His arrest came after a tip top a school resource officer about a meth lab, and a safety check on his children by officers during which they saw plastic bottles used in meth production in plain view with his trash cans. Then, police obtained a search warrant and found many more drugs and equipment. The crime lab tested the substances found in the home and determined they were, in fact, meth.

What is interesting to me is this:

Officer Lee testified he searched for Defendant’s name on the National Precursor Log Exchange (“NPLEx”) database after he left Defendant’s residence. NPLEx is a “federal public registry” used to track an individual’s pseudoephedrine purchases. He explained pseudoephedrine is “the main ingredient of methamphetamine.” NPLEx was established “to make sure that people don’t buy more [pseudoephedrine] than their allowed limits every month.”

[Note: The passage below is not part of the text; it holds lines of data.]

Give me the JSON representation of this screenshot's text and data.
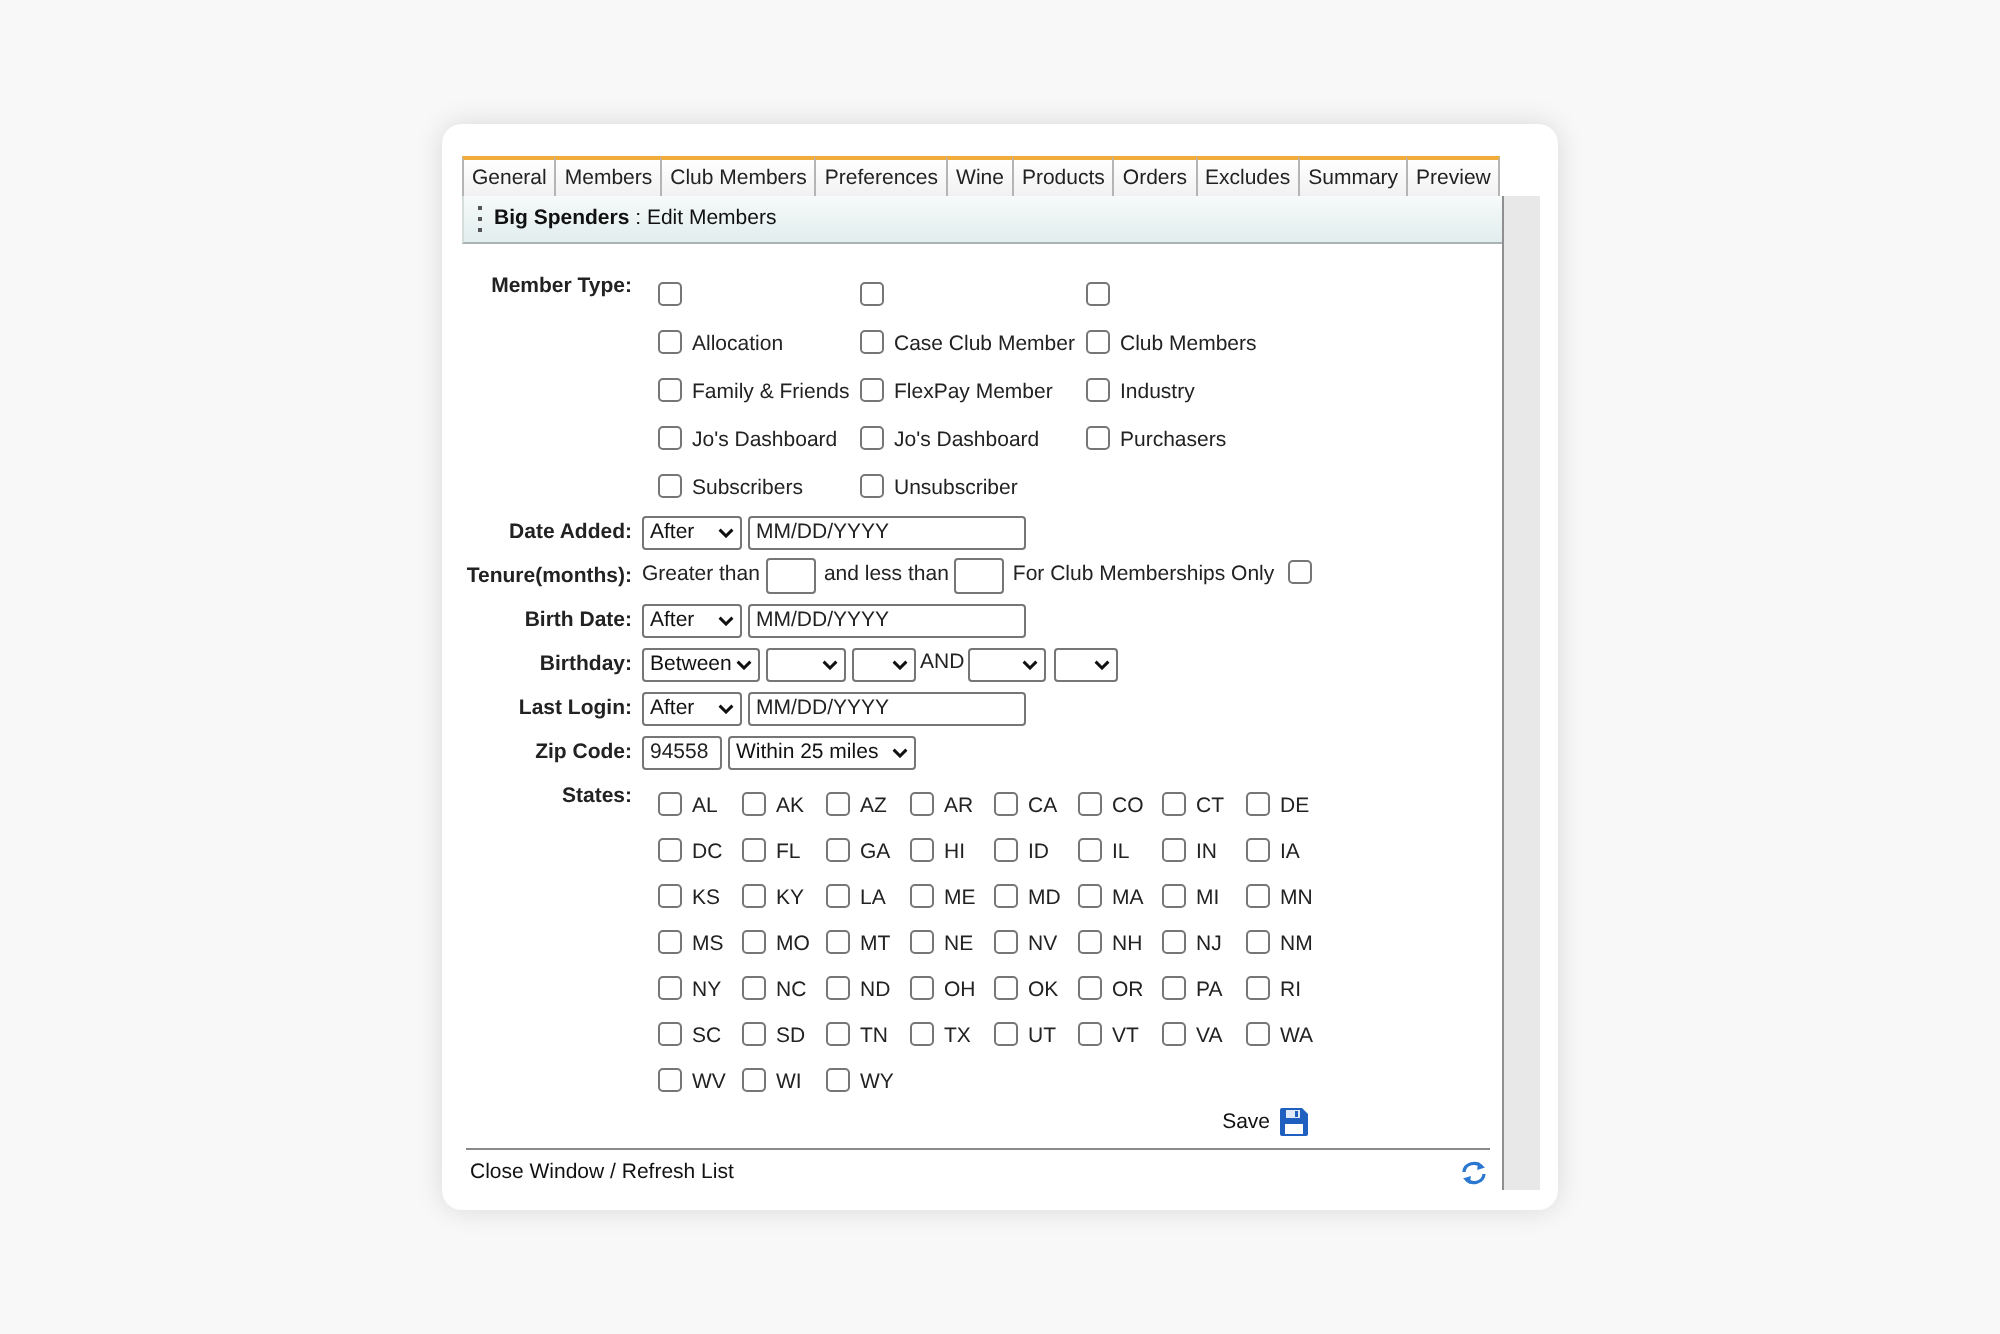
{
  "tabs": [
    {
      "label": "General",
      "selected": false
    },
    {
      "label": "Members",
      "selected": false
    },
    {
      "label": "Club Members",
      "selected": false
    },
    {
      "label": "Preferences",
      "selected": false
    },
    {
      "label": "Wine",
      "selected": false
    },
    {
      "label": "Products",
      "selected": false
    },
    {
      "label": "Orders",
      "selected": false
    },
    {
      "label": "Excludes",
      "selected": false
    },
    {
      "label": "Summary",
      "selected": false
    },
    {
      "label": "Preview",
      "selected": false
    }
  ],
  "panel": {
    "title": "**Big Spenders** : Edit Members"
  },
  "member_type": {
    "label": "Member Type:",
    "options": [
      {
        "checked": false
      },
      {
        "checked": false
      },
      {
        "checked": false
      },
      {
        "label": "Allocation",
        "checked": false
      },
      {
        "label": "Case Club Member",
        "checked": false
      },
      {
        "label": "Club Members",
        "checked": false
      },
      {
        "label": "Family & Friends",
        "checked": false
      },
      {
        "label": "FlexPay Member",
        "checked": false
      },
      {
        "label": "Industry",
        "checked": false
      },
      {
        "label": "Jo's Dashboard",
        "checked": false
      },
      {
        "label": "Jo's Dashboard",
        "checked": false
      },
      {
        "label": "Purchasers",
        "checked": false
      },
      {
        "label": "Subscribers",
        "checked": false
      },
      {
        "label": "Unsubscriber",
        "checked": false
      }
    ]
  },
  "filters": [
    {
      "kind": "date",
      "label": "Date Added:",
      "operator": "After",
      "value": "MM/DD/YYYY"
    },
    {
      "kind": "tenure",
      "label": "Tenure(months):",
      "greater_text": "Greater than",
      "less_text": "and less than",
      "club_text": "For Club Memberships Only",
      "club_only_checked": false
    },
    {
      "kind": "date",
      "label": "Birth Date:",
      "operator": "After",
      "value": "MM/DD/YYYY"
    },
    {
      "kind": "birthday",
      "label": "Birthday:",
      "operator": "Between",
      "joiner": "AND"
    },
    {
      "kind": "date",
      "label": "Last Login:",
      "operator": "After",
      "value": "MM/DD/YYYY"
    },
    {
      "kind": "zip",
      "label": "Zip Code:",
      "value": "94558",
      "radius": "Within 25 miles"
    }
  ],
  "states": {
    "label": "States:",
    "options": [
      {
        "label": "AL",
        "checked": false
      },
      {
        "label": "AK",
        "checked": false
      },
      {
        "label": "AZ",
        "checked": false
      },
      {
        "label": "AR",
        "checked": false
      },
      {
        "label": "CA",
        "checked": false
      },
      {
        "label": "CO",
        "checked": false
      },
      {
        "label": "CT",
        "checked": false
      },
      {
        "label": "DE",
        "checked": false
      },
      {
        "label": "DC",
        "checked": false
      },
      {
        "label": "FL",
        "checked": false
      },
      {
        "label": "GA",
        "checked": false
      },
      {
        "label": "HI",
        "checked": false
      },
      {
        "label": "ID",
        "checked": false
      },
      {
        "label": "IL",
        "checked": false
      },
      {
        "label": "IN",
        "checked": false
      },
      {
        "label": "IA",
        "checked": false
      },
      {
        "label": "KS",
        "checked": false
      },
      {
        "label": "KY",
        "checked": false
      },
      {
        "label": "LA",
        "checked": false
      },
      {
        "label": "ME",
        "checked": false
      },
      {
        "label": "MD",
        "checked": false
      },
      {
        "label": "MA",
        "checked": false
      },
      {
        "label": "MI",
        "checked": false
      },
      {
        "label": "MN",
        "checked": false
      },
      {
        "label": "MS",
        "checked": false
      },
      {
        "label": "MO",
        "checked": false
      },
      {
        "label": "MT",
        "checked": false
      },
      {
        "label": "NE",
        "checked": false
      },
      {
        "label": "NV",
        "checked": false
      },
      {
        "label": "NH",
        "checked": false
      },
      {
        "label": "NJ",
        "checked": false
      },
      {
        "label": "NM",
        "checked": false
      },
      {
        "label": "NY",
        "checked": false
      },
      {
        "label": "NC",
        "checked": false
      },
      {
        "label": "ND",
        "checked": false
      },
      {
        "label": "OH",
        "checked": false
      },
      {
        "label": "OK",
        "checked": false
      },
      {
        "label": "OR",
        "checked": false
      },
      {
        "label": "PA",
        "checked": false
      },
      {
        "label": "RI",
        "checked": false
      },
      {
        "label": "SC",
        "checked": false
      },
      {
        "label": "SD",
        "checked": false
      },
      {
        "label": "TN",
        "checked": false
      },
      {
        "label": "TX",
        "checked": false
      },
      {
        "label": "UT",
        "checked": false
      },
      {
        "label": "VT",
        "checked": false
      },
      {
        "label": "VA",
        "checked": false
      },
      {
        "label": "WA",
        "checked": false
      },
      {
        "label": "WV",
        "checked": false
      },
      {
        "label": "WI",
        "checked": false
      },
      {
        "label": "WY",
        "checked": false
      }
    ]
  },
  "save_button": "Save",
  "footer_link": "Close Window / Refresh List"
}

On appeal, Hicks argued the trial court erred in several ways, including by admitting Officer Lee’s testimony about the NPLEx database. He argued that the report from the NPLEx database was not authenticated and was inadmissible heasay. The state argued that these were properly authenticated business records under Rule 803(6).

The court explained:

Our Supreme Court held business records stored on computers are admissible if:

(1) the computerized entries were made in the regular course of business, (2) at or near the time of the transaction involved, and (3) a proper foundation for such evidence is laid by testimony of a witness who is familiar with the computerized records and the methods under which they were made so as to satisfy the court that the methods, the sources of information, and the time of preparation render such evidence trustworthy.

State v. Springer, 283 N.C. 627, 636, 197 S.E.2d 530, 536 (1973). “There is no requirement that the records be authenticated by the person who made them.” Crawley, 217 N.C. App. at 516, 719 S.E.2d at 637-38 (citation omitted). “The authenticity of such records may be established by circumstantial evidence.” Id. at 516, 719 S.E.2d at 637 (citation omitted).

Hicks argued that the records needed to be authenticated by someone affiliated with the database or the company that maintains it. The court disagreed, finding instead that Officer Lee had sufficient knowledge of the system to authenticate the record. The court cited State v. Sneed, 210 N.C. App. 622, 630-31, 703 S.E.2d 455, 461 (2011), which held that a detective could authenticate the NCIC database.

While both of these records came from databases designed for crime-fighting, I question how far this logic should extend. If a police officer is familiar with a private database, or even just databases and data acquisition in general, can that officer authenticate records he obtained through that knowledge? Should there be some check on the police work? What about in the civil context. Should an employee at Company A that regularly uses Company B’s database and understands how input to the database is obtained be able to authenticate Company B’s business records? I’m not sure I have the answers.

In this case, it wouldn’t have mattered anyway:

Presuming the report from the NPLEx database were not admissible under the business record exception to the hearsay rule, admission of the report was harmless error.